Power Query - Compare capacity units (CU) usage

frithjof_v · ‎04-17-2024

Hi all,

Let's say I need to do data transformations in Power Query for my new report.

Let's say I am focusing specifically on one table in my semantic model, which requires some transformations in Power Query before I can load it into my semantic model.

There may be different alternative routes I can take (in terms of which Power Query functions to use, sequence of transformation steps in Power Query, etc.) in order to achieve the same data output to be loaded into my semantic model.

I want to compare my different alternative routes (i.e. different M code scripts) in terms of how they will impact the capacity unit (CU) usage on my premium capacity.

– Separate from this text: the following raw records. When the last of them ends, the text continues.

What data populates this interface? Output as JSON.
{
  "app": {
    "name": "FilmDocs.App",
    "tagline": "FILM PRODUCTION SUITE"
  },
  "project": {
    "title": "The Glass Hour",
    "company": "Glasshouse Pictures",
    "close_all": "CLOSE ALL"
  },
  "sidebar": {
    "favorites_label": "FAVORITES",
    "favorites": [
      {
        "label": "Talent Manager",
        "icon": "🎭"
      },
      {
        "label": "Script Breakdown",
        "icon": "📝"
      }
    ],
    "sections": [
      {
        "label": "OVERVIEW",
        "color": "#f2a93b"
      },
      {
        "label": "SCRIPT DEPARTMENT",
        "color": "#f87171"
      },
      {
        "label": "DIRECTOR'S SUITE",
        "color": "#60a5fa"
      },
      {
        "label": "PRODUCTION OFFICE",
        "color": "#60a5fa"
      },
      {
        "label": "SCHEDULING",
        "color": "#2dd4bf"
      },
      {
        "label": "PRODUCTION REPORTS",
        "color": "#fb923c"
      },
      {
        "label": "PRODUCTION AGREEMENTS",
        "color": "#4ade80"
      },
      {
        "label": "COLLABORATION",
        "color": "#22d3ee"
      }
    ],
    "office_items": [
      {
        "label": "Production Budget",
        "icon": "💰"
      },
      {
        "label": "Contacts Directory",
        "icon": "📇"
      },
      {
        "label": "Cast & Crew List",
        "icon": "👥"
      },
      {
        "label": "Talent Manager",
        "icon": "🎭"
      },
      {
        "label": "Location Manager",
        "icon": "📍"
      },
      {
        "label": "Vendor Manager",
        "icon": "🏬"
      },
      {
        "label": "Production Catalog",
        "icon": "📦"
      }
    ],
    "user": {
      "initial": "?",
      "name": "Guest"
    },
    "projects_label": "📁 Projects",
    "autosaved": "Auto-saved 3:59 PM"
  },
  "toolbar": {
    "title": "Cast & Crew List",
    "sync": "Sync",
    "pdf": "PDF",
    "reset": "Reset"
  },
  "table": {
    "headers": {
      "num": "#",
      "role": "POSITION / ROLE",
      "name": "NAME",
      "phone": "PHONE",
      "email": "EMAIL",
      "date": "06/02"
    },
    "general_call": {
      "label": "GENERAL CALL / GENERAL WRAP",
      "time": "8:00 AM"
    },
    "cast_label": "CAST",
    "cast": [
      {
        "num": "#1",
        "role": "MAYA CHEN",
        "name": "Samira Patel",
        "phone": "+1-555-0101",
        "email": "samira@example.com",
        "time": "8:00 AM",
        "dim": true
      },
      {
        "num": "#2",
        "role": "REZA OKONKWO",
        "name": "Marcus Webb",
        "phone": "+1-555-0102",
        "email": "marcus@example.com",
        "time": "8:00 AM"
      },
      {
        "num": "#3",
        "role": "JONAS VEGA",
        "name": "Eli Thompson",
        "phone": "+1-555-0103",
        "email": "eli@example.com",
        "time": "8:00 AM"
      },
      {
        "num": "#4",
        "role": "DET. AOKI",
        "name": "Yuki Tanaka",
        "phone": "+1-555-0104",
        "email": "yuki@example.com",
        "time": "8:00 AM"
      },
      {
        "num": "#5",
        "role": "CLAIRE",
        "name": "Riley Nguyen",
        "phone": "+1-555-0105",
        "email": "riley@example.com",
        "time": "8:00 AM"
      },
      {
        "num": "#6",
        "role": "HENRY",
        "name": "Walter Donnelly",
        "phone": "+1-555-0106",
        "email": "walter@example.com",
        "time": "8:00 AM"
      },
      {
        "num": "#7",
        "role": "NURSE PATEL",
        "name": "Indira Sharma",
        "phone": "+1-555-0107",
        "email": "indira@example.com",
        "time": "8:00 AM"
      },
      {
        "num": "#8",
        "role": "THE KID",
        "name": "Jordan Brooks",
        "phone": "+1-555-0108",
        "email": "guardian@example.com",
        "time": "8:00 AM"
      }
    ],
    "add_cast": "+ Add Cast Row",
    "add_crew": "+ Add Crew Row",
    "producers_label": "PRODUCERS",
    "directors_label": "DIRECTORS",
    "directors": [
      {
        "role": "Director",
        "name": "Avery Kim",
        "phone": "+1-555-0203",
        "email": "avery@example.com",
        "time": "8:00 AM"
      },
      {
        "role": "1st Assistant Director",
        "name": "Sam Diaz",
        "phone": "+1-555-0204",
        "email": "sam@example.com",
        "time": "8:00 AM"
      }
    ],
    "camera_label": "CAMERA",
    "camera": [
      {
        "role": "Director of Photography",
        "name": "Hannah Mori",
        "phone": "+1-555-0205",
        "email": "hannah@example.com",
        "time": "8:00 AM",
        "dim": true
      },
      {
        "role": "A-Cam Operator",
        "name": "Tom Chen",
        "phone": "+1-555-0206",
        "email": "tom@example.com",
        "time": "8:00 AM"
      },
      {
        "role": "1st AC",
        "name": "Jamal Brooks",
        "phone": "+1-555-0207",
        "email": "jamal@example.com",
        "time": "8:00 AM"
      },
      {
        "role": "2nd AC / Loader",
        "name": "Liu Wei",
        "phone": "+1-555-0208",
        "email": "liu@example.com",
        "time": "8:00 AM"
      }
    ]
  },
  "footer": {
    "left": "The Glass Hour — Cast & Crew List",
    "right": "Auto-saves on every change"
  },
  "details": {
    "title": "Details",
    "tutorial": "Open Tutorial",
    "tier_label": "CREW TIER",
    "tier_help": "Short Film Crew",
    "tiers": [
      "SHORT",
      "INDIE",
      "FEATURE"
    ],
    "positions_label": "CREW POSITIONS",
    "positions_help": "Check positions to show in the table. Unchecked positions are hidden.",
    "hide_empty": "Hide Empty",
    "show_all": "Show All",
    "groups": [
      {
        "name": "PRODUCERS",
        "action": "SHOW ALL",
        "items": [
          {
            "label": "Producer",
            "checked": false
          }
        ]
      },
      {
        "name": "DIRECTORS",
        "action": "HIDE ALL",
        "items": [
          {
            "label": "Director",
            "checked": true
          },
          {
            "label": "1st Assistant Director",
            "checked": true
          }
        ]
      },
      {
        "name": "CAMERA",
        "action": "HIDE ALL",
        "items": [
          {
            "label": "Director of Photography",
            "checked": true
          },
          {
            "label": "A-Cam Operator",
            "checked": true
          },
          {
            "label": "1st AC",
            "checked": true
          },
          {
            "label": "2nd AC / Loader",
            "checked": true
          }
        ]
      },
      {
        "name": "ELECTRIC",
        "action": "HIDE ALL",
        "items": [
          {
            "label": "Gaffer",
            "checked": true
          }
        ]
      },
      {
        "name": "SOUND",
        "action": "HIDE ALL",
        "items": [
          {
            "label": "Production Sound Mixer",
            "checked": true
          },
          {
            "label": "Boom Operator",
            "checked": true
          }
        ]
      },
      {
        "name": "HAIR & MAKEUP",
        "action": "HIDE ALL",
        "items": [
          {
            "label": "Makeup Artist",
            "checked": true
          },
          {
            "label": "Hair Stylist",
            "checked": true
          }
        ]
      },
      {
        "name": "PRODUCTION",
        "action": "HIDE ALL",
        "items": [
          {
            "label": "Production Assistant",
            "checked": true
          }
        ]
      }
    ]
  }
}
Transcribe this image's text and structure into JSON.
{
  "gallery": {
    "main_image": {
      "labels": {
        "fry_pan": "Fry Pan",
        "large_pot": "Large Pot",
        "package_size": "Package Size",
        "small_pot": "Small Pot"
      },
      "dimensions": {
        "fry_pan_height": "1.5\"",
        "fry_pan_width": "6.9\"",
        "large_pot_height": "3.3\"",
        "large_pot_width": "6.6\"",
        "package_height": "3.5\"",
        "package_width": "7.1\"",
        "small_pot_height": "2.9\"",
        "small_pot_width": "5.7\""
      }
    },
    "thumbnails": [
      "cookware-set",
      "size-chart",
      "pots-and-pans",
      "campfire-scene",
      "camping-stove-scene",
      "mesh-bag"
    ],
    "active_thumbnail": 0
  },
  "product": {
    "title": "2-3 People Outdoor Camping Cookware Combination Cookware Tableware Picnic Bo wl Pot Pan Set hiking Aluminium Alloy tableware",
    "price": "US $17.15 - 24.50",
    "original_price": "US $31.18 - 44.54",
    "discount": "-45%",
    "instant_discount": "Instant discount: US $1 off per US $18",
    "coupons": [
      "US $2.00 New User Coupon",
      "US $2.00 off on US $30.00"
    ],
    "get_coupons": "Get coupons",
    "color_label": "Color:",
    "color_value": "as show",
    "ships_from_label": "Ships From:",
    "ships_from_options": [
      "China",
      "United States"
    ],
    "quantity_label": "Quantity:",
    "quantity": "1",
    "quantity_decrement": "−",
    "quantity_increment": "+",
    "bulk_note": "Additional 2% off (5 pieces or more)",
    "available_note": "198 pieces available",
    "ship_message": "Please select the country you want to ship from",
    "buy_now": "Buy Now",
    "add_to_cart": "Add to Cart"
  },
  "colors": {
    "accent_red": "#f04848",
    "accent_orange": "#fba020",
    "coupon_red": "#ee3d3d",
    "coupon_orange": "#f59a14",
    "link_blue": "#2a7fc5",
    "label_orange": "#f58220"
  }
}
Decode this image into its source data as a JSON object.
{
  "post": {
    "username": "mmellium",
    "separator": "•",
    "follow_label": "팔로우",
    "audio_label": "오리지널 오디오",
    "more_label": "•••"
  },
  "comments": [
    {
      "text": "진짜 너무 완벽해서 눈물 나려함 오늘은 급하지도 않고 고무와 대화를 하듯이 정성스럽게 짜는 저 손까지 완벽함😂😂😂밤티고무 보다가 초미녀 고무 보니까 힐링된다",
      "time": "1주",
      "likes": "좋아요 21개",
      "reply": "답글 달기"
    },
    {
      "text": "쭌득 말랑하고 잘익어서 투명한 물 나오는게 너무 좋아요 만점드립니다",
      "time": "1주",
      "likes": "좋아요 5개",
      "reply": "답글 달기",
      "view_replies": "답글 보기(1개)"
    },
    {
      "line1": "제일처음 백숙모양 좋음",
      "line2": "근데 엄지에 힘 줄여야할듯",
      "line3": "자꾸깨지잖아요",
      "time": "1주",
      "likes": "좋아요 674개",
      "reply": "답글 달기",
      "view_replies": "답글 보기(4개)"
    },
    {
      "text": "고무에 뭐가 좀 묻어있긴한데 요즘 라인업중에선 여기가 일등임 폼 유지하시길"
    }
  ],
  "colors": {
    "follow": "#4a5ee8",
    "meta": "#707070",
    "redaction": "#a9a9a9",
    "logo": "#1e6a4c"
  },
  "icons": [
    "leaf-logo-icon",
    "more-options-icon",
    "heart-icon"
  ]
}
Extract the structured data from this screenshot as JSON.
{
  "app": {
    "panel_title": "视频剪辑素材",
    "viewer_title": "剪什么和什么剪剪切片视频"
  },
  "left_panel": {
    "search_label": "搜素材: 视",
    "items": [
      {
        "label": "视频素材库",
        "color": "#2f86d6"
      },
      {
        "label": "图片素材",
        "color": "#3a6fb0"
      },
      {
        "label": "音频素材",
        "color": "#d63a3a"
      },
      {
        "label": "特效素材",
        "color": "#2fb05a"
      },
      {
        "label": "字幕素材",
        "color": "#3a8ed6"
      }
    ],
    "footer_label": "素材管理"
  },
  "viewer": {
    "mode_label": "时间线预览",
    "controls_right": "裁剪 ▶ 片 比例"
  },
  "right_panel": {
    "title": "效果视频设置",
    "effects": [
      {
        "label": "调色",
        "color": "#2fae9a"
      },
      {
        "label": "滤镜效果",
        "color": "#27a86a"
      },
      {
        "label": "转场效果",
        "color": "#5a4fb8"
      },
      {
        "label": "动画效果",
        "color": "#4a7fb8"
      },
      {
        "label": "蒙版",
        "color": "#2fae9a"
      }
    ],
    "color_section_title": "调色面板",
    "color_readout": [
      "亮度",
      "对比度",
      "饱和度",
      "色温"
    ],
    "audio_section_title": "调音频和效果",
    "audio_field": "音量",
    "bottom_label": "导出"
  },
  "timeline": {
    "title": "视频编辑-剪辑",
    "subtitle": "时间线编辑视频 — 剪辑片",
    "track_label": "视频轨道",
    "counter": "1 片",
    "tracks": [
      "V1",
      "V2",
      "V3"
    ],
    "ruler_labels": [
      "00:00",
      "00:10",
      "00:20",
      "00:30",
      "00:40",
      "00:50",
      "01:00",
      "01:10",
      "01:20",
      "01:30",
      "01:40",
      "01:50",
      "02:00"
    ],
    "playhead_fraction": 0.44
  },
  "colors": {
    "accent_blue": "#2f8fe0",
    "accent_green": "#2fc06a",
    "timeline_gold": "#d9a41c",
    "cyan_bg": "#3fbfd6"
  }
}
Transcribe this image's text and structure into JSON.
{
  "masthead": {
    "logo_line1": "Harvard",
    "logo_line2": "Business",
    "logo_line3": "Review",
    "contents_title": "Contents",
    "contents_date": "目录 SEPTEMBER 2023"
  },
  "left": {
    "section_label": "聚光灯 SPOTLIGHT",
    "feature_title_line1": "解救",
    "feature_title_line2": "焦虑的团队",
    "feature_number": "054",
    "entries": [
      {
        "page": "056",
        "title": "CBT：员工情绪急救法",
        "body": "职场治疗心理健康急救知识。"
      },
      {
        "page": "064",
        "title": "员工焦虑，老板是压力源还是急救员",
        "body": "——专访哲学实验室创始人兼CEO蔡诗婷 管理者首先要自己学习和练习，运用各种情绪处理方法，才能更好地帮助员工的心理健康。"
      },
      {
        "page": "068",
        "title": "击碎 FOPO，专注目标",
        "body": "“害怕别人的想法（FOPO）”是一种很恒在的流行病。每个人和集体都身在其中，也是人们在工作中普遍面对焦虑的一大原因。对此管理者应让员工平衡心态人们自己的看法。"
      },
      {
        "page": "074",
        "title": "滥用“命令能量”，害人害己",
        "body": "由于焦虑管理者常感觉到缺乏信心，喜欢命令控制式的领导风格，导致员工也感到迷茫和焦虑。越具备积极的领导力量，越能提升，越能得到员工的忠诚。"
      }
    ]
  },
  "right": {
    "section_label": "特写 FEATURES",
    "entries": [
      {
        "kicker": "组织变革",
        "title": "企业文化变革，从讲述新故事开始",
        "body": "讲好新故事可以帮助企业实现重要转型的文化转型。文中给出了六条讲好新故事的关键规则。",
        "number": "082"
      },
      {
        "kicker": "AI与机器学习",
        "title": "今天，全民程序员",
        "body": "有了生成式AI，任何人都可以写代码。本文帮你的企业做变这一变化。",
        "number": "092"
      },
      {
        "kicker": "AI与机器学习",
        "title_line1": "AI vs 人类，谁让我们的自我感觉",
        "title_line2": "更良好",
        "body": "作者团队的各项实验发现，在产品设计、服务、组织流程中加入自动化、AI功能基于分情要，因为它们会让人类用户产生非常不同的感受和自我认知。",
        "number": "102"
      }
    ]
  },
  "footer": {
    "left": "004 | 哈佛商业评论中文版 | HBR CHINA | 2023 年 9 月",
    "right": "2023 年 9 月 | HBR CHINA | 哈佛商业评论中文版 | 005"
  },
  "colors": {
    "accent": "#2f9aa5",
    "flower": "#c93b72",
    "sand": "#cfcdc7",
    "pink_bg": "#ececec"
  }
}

I want to choose the M query (M code) which minimizes CU usage.

How can I compare the CU usage of two (or more) alternative Power Query (M) queries, which are all giving me the same required data output (the same output table) but they do so by using different transformation logic.

I am willing to create two or more alternative versions of the .pbix file (and similarly, two or more alternative versions of a dataflow) in order to compare the CU usage of the alternative M codes, if necessary, while I am developing the solution.

What will be the useful ways of comparing the CU usage?

Should I do the comparison using Power BI desktop, or should I publish the alternative .pbix files to the premium service and do the comparison of CU usage there (to get real world numbers)?

Should I

Use the premium (fabric) capacity metrics app?
Look at how long the refresh time takes in the service?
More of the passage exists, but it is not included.